7. Adobe Inc. (NASDAQ: ADBE)
Percent of Stephen Mandel’s 13F Portfolio: 3.67%
Number of Hedge Fund Holders: 114
Billionaire Stephen Mandel’s Lone Pine Capital upped its stake in Adobe by 20% in the fourth quarter, ending the period with over 2 million shares, worth $1 billion. The stock is up 52% over the last 12 months. Adobe has successfully achieved a major shift towards subscription-based revenue. In 2020, the company’s Digital Experience segment revenue came in at $3.13 billion, a 12% growth on a year-over-year basis. Digital Experience subscription revenue jumped 17% in the period YoY.
Fisher Asset Management is one of the 114 hedge funds tracked by Insider Monkey having stakes in ADBE at the end of the fourth quarter. The fund owns over 5.8 million shares of the company. ADBE ranks 16th in our list of the 30 Most Popular Stocks Among Hedge Funds: 2020 Q4 Rankings.
Polen Focus Growth said in one of their investor letters that Adobe Inc. (NASDAQ: ADBE) was one of the top contributors for the fund during the fourth quarter of 2020. Here is what Polen Focus Growth has to say about Adobe Inc. in their investor letter:
“For the full year 2020, one of the top performers was Adobe, which we have owned for many years, continues to benefit from being the gold standards of software in its respective areas, and the current environment has only served to accelerate customer demand and need for their products and services.”
6. UnitedHealth Group Incorporated (NYSE: UNH)

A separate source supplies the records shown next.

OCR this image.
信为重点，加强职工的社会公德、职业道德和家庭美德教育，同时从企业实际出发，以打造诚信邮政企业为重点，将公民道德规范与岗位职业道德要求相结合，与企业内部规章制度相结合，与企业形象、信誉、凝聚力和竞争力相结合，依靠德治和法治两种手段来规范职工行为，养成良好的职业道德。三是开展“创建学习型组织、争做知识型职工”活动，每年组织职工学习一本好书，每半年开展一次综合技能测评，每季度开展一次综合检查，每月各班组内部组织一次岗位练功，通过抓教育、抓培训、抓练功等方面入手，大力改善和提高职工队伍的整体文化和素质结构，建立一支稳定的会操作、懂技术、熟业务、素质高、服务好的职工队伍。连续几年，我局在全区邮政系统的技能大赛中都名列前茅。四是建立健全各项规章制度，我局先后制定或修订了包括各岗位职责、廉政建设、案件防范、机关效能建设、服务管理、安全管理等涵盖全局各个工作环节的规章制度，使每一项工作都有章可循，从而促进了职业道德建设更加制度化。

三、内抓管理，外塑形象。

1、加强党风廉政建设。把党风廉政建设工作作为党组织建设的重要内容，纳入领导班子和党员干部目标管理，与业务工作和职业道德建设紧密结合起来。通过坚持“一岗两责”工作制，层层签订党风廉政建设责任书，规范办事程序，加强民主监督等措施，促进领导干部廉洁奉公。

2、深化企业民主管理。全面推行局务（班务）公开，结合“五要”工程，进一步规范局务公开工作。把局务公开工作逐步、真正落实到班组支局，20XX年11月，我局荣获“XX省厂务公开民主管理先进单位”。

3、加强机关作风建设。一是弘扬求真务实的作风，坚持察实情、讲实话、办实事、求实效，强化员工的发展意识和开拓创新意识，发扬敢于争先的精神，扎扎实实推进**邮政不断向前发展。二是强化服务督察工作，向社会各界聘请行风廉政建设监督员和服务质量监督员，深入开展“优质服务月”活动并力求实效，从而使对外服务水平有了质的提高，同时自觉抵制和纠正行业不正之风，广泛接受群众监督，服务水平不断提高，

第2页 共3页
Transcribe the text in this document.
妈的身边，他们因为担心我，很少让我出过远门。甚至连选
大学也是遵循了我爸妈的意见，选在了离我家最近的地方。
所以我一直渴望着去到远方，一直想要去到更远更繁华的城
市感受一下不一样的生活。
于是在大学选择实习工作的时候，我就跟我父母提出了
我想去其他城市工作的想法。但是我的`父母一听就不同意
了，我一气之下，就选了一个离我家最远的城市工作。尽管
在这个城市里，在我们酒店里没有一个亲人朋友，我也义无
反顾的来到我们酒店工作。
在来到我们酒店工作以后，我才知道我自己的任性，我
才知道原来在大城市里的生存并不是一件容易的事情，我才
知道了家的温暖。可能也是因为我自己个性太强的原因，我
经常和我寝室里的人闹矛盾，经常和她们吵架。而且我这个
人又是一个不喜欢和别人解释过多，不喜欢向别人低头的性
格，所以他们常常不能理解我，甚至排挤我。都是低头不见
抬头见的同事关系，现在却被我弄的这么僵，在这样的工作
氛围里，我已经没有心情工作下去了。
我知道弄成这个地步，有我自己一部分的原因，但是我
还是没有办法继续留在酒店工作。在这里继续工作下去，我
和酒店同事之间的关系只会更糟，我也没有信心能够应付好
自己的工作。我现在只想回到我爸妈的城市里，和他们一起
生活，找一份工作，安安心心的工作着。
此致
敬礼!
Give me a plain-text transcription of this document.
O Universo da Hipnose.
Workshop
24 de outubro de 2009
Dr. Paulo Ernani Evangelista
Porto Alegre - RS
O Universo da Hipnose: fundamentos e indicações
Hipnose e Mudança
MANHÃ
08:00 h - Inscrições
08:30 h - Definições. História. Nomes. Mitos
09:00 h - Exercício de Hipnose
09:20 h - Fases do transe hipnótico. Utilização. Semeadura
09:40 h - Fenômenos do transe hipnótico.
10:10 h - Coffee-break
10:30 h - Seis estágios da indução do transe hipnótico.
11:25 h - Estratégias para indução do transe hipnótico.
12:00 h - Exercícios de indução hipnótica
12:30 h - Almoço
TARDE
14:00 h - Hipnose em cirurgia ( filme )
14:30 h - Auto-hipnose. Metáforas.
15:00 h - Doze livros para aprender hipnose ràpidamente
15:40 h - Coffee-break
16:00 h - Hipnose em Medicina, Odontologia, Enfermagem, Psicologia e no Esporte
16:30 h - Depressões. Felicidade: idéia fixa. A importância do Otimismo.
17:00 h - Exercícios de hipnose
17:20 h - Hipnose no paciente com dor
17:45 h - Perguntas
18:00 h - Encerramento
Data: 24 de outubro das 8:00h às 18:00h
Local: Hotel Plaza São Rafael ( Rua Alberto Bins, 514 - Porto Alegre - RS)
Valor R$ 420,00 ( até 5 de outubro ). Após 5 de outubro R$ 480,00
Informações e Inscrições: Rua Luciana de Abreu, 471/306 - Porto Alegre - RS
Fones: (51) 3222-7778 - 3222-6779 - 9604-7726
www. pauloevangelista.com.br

Percent of Stephen Mandel’s 13F Portfolio: 4.05%
Number of Hedge Fund Holders: 91
An analysis of billionaire Stephen Mandel’s portfolio shows that Lone Pine Capital decreased its stake in Unitedhealth Group Inc in the fourth quarter by 20%. The hedge fund owns 3.2 million shares of the company, worth $1.12 billion. In the fourth quarter, the company’s revenue increased by 7.5%.
According to our database, the number of UNH’s long hedge funds positions increased at the end of the fourth quarter of 2020. There were 91 hedge funds that hold a position in UnitedHealth Group compared to 89 funds in the third quarter. The biggest stakeholder of the company is Boykin Curry’s Eagle Capital Management, with 3.39 million shares, worth $1.2 billion.
“There may be no better example of the strangeness of our healthcare system than the performance of the largest health insurer in the middle of a pandemic that has killed 400,000 Americans. UnitedHealth’s earnings increased 12%, from $15.11/share to $16.88/share, as foregone medical care more than outweighed the costs of coronavirus treatment. Meanwhile, after a year that began with the two major political parties offering vastly different views of the healthcare landscape, from eliminating private health insurance to eliminating Medicaid, we elected a divided government with other priorities and a general tendency to make only marginal changes to the existing ecosystem. UnitedHealth returned 27.1% during our partial year of ownership, and we expect it to have a strong 2021 as employers resume hiring and Medicare Advantage continues to grow in popularity.”